Building partnerships brings resources for value-based cancer care, said Linda D. Bosserman, MD, FASCO, FACP, Medical Advisor, City of Hope Medical Group, Rancho Cucamonga, CA. Partnerships between large care-delivery networks (eg, community, hospitals, academic, health systems) enable the collection of robust data that are necessary to evaluate clinical and financial outcomes.

“We really need to have discrete data entry at the point of service. I think that’s the biggest change we need to push for,” said Dr Bosserman. Such entries for a patient with cancer would include genetic mutations at the time of presentation, time of first and second disease recurrence after treatment, and resistance mutations that may determine subsequent treatment.

Consolidation will engender a more integrated care process that should expand access to high-quality care through hub and satellite models, telemedicine, 24/7 triage, clinical pathways, and even phone applications, contended Dr Bosserman.

The adoption of an electronic medical record (EMR), such as Epic, will enable access to key patient and treatment data that will allow clinicians and administrators to better understand the impact of treatment decisions and their associated costs.

“Even our poor patients all have phones,” Dr Bosserman said. “Phone apps are going to be the main way that people are communicating. You can prompt for side effects, prompt for medication compliance, identify early on side effects, and contact that patient and help avoid hospital and emergency room visits,” added Dr Bosserman.

Clinical Pathways and Technology

Point-of-service clinical pathways will expand and change rapidly as treatments evolve, ensuring the standardization of care and proper supportive care. Clinical pathways from Via Oncology and the National Comprehensive Cancer Network will be implemented into Epic within the next 18 months, she predicted. “The iKnowMed EMR already has a [clinical] pathway system fully embedded,” said Dr Bosserman.

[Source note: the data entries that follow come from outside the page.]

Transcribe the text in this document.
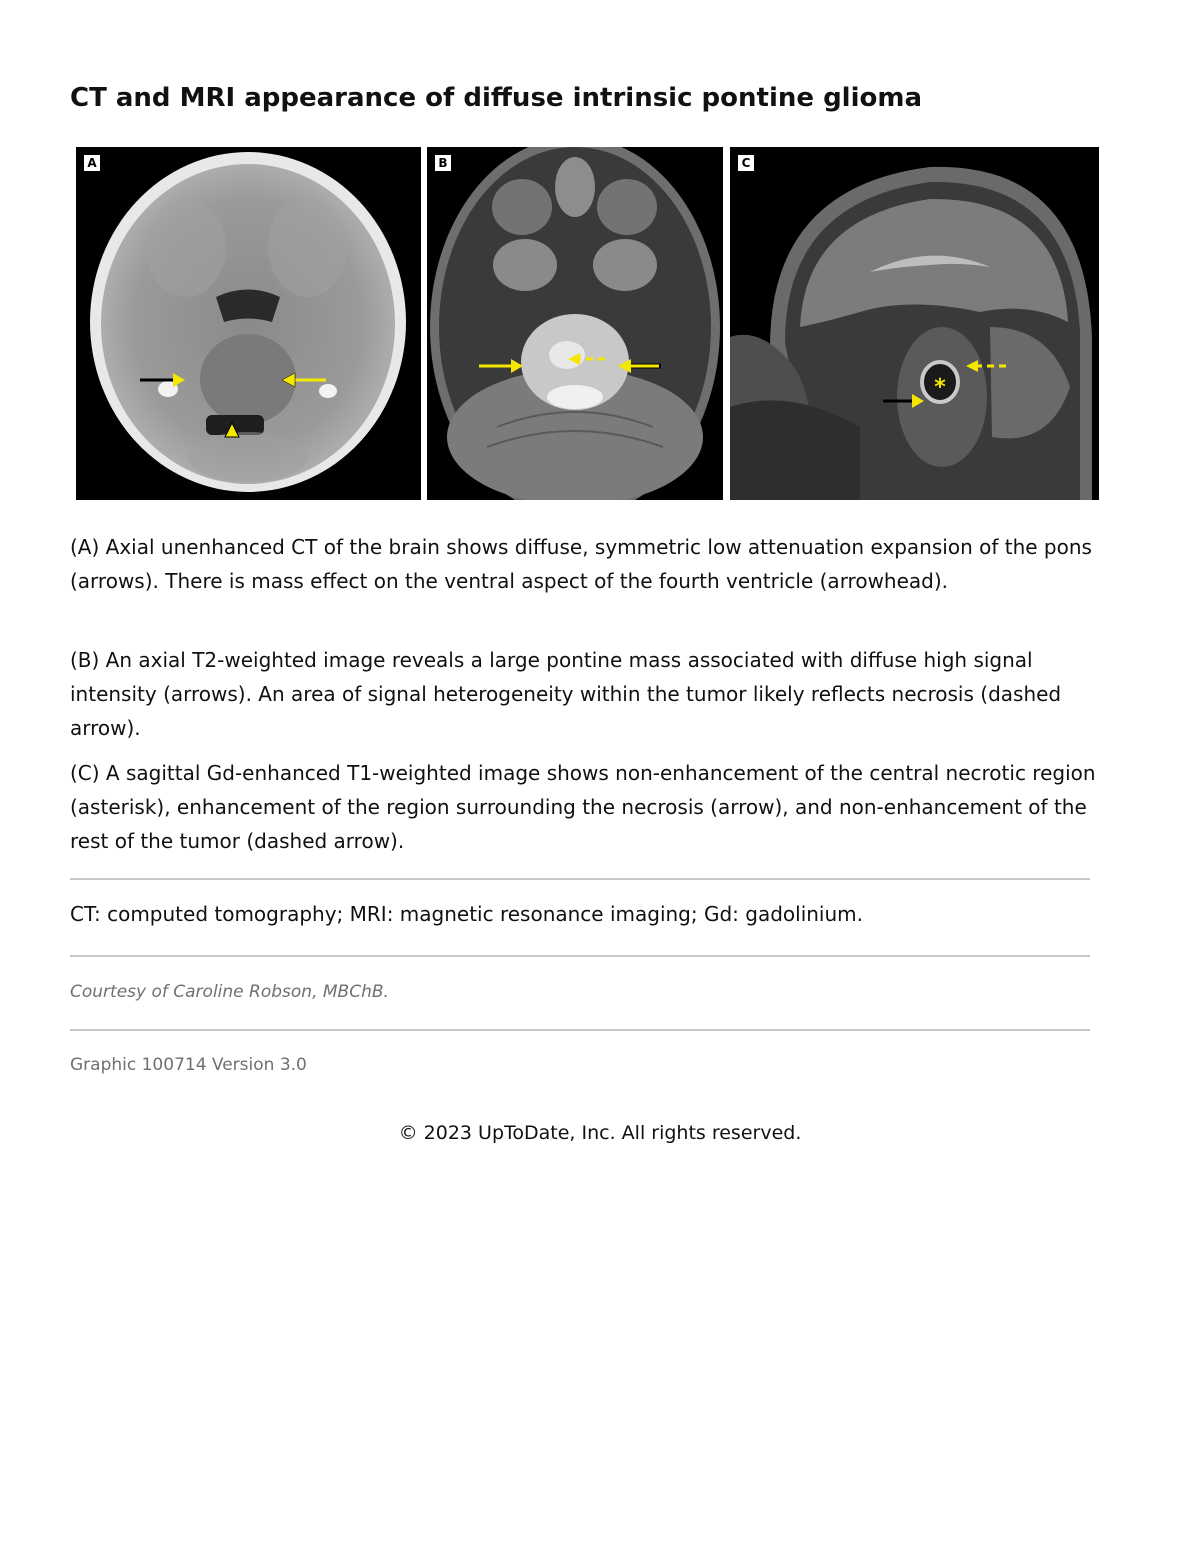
CT and MRI appearance of diffuse intrinsic pontine glioma
A	B
*
C

(A) Axial unenhanced CT of the brain shows diffuse, symmetric low attenuation expansion of the pons (arrows). There is mass effect on the ventral aspect of the fourth ventricle (arrowhead).

(B) An axial T2-weighted image reveals a large pontine mass associated with diffuse high signal intensity (arrows). An area of signal heterogeneity within the tumor likely reflects necrosis (dashed arrow).

(C) A sagittal Gd-enhanced T1-weighted image shows non-enhancement of the central necrotic region (asterisk), enhancement of the region surrounding the necrosis (arrow), and non-enhancement of the rest of the tumor (dashed arrow).

CT: computed tomography; MRI: magnetic resonance imaging; Gd: gadolinium.

Courtesy of Caroline Robson, MBChB.

Graphic 100714 Version 3.0

© 2023 UpToDate, Inc. All rights reserved.
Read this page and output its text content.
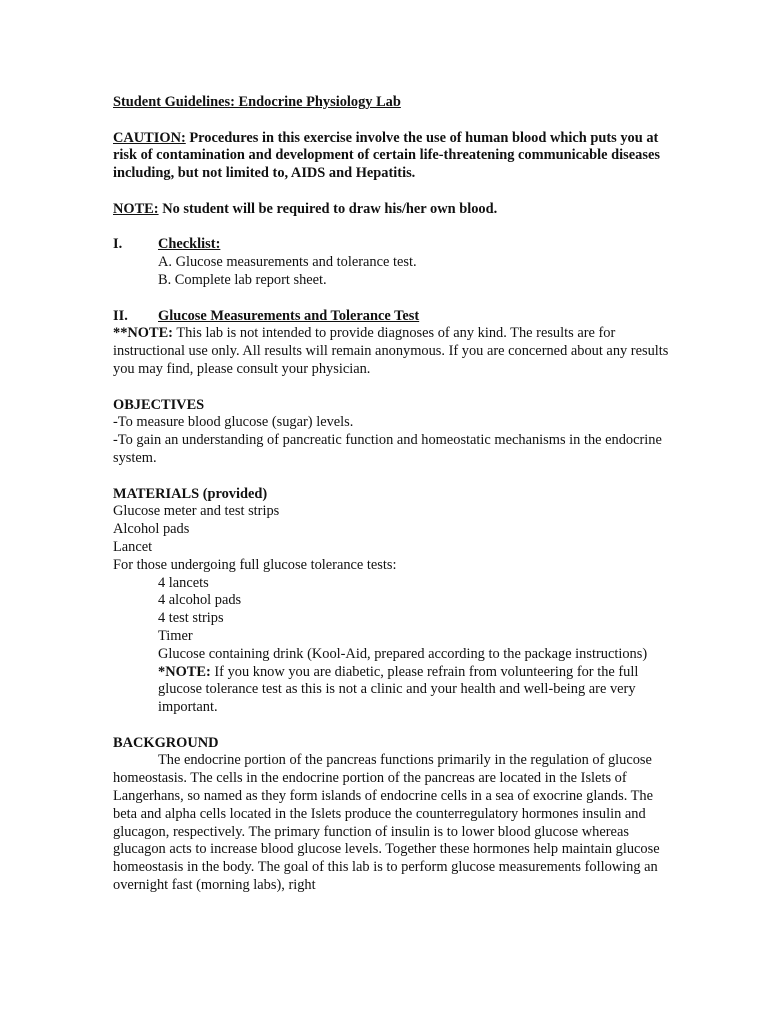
Student Guidelines: Endocrine Physiology Lab

CAUTION: Procedures in this exercise involve the use of human blood which puts you at risk of contamination and development of certain life-threatening communicable diseases including, but not limited to, AIDS and Hepatitis.

NOTE: No student will be required to draw his/her own blood.

I. Checklist:

A. Glucose measurements and tolerance test.

B. Complete lab report sheet.

II. Glucose Measurements and Tolerance Test

**NOTE: This lab is not intended to provide diagnoses of any kind. The results are for instructional use only. All results will remain anonymous. If you are concerned about any results you may find, please consult your physician.

OBJECTIVES

-To measure blood glucose (sugar) levels.

-To gain an understanding of pancreatic function and homeostatic mechanisms in the endocrine system.

MATERIALS (provided)

Glucose meter and test strips

Alcohol pads

Lancet

For those undergoing full glucose tolerance tests:

4 lancets

4 alcohol pads

4 test strips

Timer

Glucose containing drink (Kool-Aid, prepared according to the package instructions)

*NOTE: If you know you are diabetic, please refrain from volunteering for the full glucose tolerance test as this is not a clinic and your health and well-being are very important.

BACKGROUND

The endocrine portion of the pancreas functions primarily in the regulation of glucose homeostasis. The cells in the endocrine portion of the pancreas are located in the Islets of Langerhans, so named as they form islands of endocrine cells in a sea of exocrine glands. The beta and alpha cells located in the Islets produce the counterregulatory hormones insulin and glucagon, respectively. The primary function of insulin is to lower blood glucose whereas glucagon acts to increase blood glucose levels. Together these hormones help maintain glucose homeostasis in the body. The goal of this lab is to perform glucose measurements following an overnight fast (morning labs), right
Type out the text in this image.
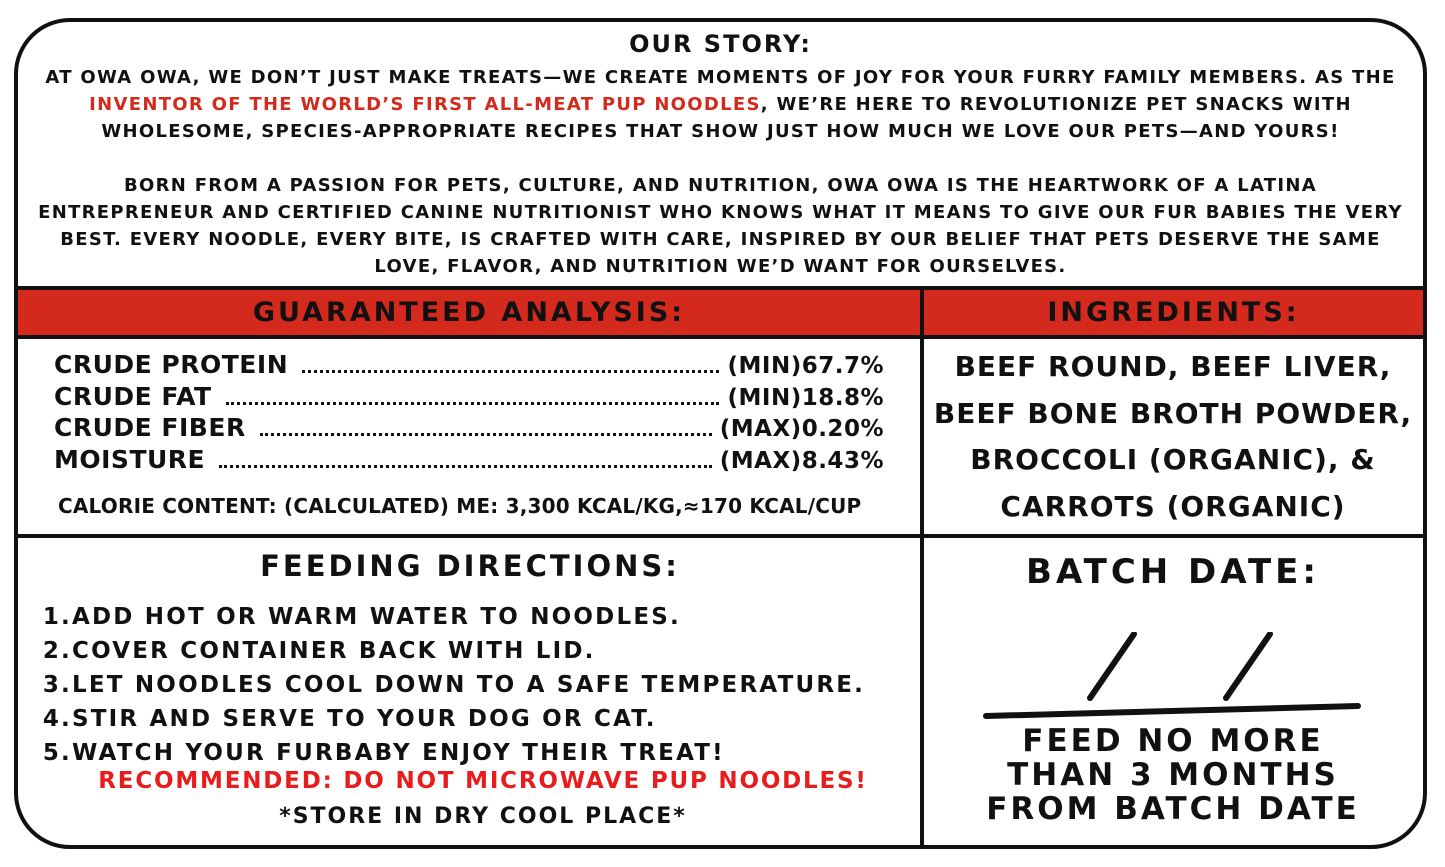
OUR STORY:

AT OWA OWA, WE DON’T JUST MAKE TREATS—WE CREATE MOMENTS OF JOY FOR YOUR FURRY FAMILY MEMBERS. AS THE INVENTOR OF THE WORLD’S FIRST ALL-MEAT PUP NOODLES, WE’RE HERE TO REVOLUTIONIZE PET SNACKS WITH WHOLESOME, SPECIES-APPROPRIATE RECIPES THAT SHOW JUST HOW MUCH WE LOVE OUR PETS—AND YOURS!

BORN FROM A PASSION FOR PETS, CULTURE, AND NUTRITION, OWA OWA IS THE HEARTWORK OF A LATINA ENTREPRENEUR AND CERTIFIED CANINE NUTRITIONIST WHO KNOWS WHAT IT MEANS TO GIVE OUR FUR BABIES THE VERY BEST. EVERY NOODLE, EVERY BITE, IS CRAFTED WITH CARE, INSPIRED BY OUR BELIEF THAT PETS DESERVE THE SAME LOVE, FLAVOR, AND NUTRITION WE’D WANT FOR OURSELVES.

GUARANTEED ANALYSIS:	INGREDIENTS:
CRUDE PROTEIN	(MIN)67.7%
CRUDE FAT	(MIN)18.8%
CRUDE FIBER	(MAX)0.20%
MOISTURE	(MAX)8.43%
CALORIE CONTENT: (CALCULATED) ME: 3,300 KCAL/KG,≈170 KCAL/CUP
BEEF ROUND, BEEF LIVER,
BEEF BONE BROTH POWDER,
BROCCOLI (ORGANIC), &
CARROTS (ORGANIC)
FEEDING DIRECTIONS:
1.ADD HOT OR WARM WATER TO NOODLES.
2.COVER CONTAINER BACK WITH LID.
3.LET NOODLES COOL DOWN TO A SAFE TEMPERATURE.
4.STIR AND SERVE TO YOUR DOG OR CAT.
5.WATCH YOUR FURBABY ENJOY THEIR TREAT!
RECOMMENDED: DO NOT MICROWAVE PUP NOODLES!
*STORE IN DRY COOL PLACE*
BATCH DATE:
FEED NO MORE
THAN 3 MONTHS
FROM BATCH DATE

The adoption of technology is also paramount to supporting clinicians. “We’ve got to have our systems set up to let doctors think, give them the data, and let them build teams that can help care for patients, and do it on a 24/7 basis,” she said.

“If we’re going to retain good talent, we have to make it a profession where we can still think, and bring research, and take care of patients in a way that improves access,” Dr Bosserman concluded.